What’s not to love about a place where both Doogie Houser and George Clooney worked?

Every new parent in the world knows three different ways to get to the closest ED. It’s the place we all know we can go, no matter what, when we are feeling our worst. And yet, we’re not supposed to go there. Unless we are. But you know, don’t really go.

Somehow, we’ve turned the ED into this sacrosanct place where arriving by ambulance is ok, and all others are deemed worthy based on their insurance rather than acuity. If you think I’m wrong, ask any ED director if they want to lose 25% of their Blue Cross Blue Shield volume.

But its true. I hear ED physicians openly express disappointment in people who came into the ED and shouldn’t have.

It’s just a stomach bug, you shouldn’t be here for this… Or, it’s not my job to fill your prescriptions…

Some history

The Emergency Department is a fairly modern invention. The first EDs were born of two separate, though similar, aims. At Johns Hopkins, the ED began as the accident room, place where physicians could assess and treat —wait for it —minor accidents.

Elsewhere, in Pontiac Michigan and Northern Virginia early EDs were modeled after army M.A.S.H. field hospitals. They were serving more acute needs.

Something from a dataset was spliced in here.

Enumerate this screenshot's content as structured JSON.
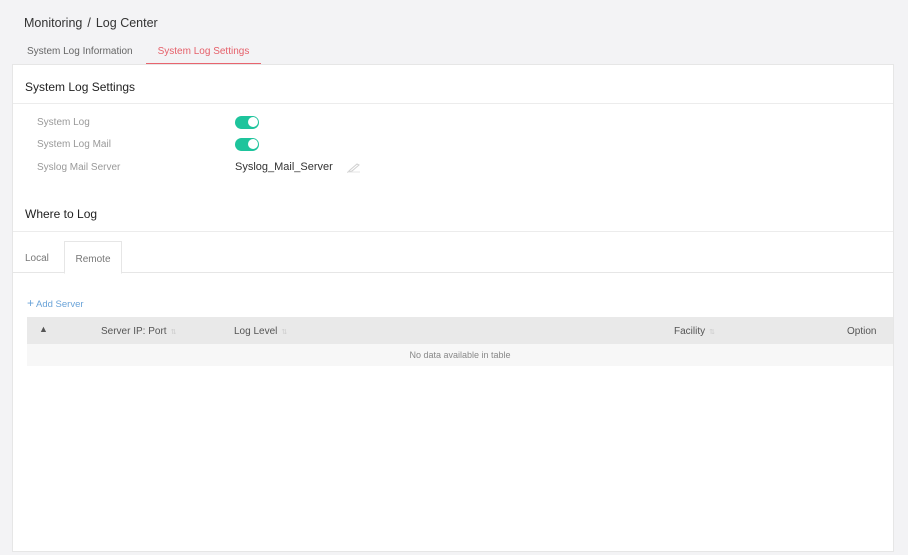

Today, billing for emergency department visits is done on the E&M Levels where level 1 is the least acute (think removing a splinter) and level 6 is traumatic life saving measures requiring hospitalization (think very bad car wreck). Most EDs, and CMS auditors, look for a bell curve distribution, which means there are more level 3 and 4 incidents than most others. While coding is unfortunately subjective, solid examples of level 3 visits include stomach bugs requiring IV fluids, a cut requiring stitches, and treatment of a migraine headache.